2013: J’aurais voulu ?

Non, je veux ce qui est déjà là !

Nicole Cage

Volé dan sièl!
Photo Philippe Bourgade.

La fin du monde cataclysmique du 21 décembre n’a pas eu lieu. Et pourtant l’agonie du vieux monde a commencé. Le monstre mortellement blessé tire ses dernières salves. Il s’agite tous azimuts, frénétique, il tente de sauver ce qu’il croit pouvoir l’être. Il s’accroche à ses ultimes avoirs, se terre derrière le rempart de ses possessions, de son pouvoir qu’il soit militaire, économique, religieux ou politique ou hélas les quatre réunis dans ses mains étrangleuses de vie vraie. Il lance ses dernières cartouches – les plus meurtrières!

Affolé, le monstre se livre à des tractations, à des alliances contre-nature, à des transactions ubuesques. Il attaque frontalement ou sournoisement les figures de proue du changement; il alimente ou fomente des pseudo révolutions, il manipule les printemps libérateurs. Il tue sans pitié en désignant à la vindicte populaire les coupables qu’il a choisis. Il envoie ses «soldats de la paix» semer le désordre et le malheur sur leur passage. Il continue d’écarteler et d’exploiter l’Afrique aidé en cela par les potentats locaux qui lui ont vendu leur âme. Il saigne Haïti condamnée à payer éternellement l’inexcusable faute d’avoir osé. Il interdit à chaque petit palestinien le droit de vivre son enfance dans une maison sienne, dans un pays sien. Il fait des oraisons pour que meurent Chávez et Morales.

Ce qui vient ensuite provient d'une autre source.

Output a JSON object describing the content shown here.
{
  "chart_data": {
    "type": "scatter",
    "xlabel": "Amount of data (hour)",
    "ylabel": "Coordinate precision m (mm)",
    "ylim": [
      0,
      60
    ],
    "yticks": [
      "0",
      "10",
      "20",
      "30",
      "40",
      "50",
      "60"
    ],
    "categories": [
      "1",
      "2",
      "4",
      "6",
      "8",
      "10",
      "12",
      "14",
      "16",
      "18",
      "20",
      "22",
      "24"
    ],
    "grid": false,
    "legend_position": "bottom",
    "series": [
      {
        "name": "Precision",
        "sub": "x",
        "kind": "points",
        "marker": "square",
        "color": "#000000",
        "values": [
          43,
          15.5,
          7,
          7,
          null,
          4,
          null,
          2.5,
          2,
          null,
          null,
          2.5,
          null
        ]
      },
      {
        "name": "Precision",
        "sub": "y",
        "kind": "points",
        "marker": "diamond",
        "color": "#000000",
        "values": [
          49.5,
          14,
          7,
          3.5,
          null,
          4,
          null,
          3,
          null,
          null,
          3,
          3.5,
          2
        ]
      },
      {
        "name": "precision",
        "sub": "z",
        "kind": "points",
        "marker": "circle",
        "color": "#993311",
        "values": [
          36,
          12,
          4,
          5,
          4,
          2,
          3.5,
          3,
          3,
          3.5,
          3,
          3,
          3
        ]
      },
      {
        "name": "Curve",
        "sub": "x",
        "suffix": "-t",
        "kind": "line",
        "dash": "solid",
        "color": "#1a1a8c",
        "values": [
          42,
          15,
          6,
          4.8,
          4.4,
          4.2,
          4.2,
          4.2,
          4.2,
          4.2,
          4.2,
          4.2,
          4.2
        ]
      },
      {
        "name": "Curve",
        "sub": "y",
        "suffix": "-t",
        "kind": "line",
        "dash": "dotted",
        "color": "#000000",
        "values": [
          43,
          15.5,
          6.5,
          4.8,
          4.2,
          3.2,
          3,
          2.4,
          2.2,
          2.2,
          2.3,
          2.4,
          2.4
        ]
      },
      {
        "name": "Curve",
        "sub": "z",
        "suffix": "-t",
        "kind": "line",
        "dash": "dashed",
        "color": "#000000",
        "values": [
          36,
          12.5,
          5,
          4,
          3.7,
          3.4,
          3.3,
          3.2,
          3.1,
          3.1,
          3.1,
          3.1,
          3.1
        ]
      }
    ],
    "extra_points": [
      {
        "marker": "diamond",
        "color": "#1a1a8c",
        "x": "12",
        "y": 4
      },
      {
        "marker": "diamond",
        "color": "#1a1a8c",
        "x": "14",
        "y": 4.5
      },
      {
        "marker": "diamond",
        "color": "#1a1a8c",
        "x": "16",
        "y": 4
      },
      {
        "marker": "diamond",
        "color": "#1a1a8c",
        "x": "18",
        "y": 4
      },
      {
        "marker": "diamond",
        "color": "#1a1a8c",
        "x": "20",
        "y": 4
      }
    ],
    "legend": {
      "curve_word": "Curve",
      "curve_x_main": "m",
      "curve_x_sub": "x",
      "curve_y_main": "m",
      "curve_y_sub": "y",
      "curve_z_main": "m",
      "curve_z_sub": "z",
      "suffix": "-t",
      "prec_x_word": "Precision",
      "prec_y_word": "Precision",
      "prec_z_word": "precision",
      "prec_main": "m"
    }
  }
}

Et ce qui vaut pour le monde vaut pour mon si petit pays. Son éloignement géographique de la tête du monstre et sa petitesse ne le tiennent pas à l’abri de ses soubresauts désordonnés. Les tentacules de la Bête arrivent jusqu’à nous, accueillies, alimentées, caressées par les relais locaux dont elle sait flatter la vanité et la soif d’encore plus de pouvoir…

Alors, le monde aurait-il vraiment dû disparaître le 21 décembre dernier? N’y a-t-il désormais de place que pour les pronostics les plus sombres ? Ne nous reste-t-il rien d’autre à faire que de regarder notre pays et la terre sombrer dans une fin qui ne dit pas son nom?

Ce n’est pas le choix que je fais et je ne crois pas être dans l’illusion, même si je me qualifie moi-même de «naïve volontaire».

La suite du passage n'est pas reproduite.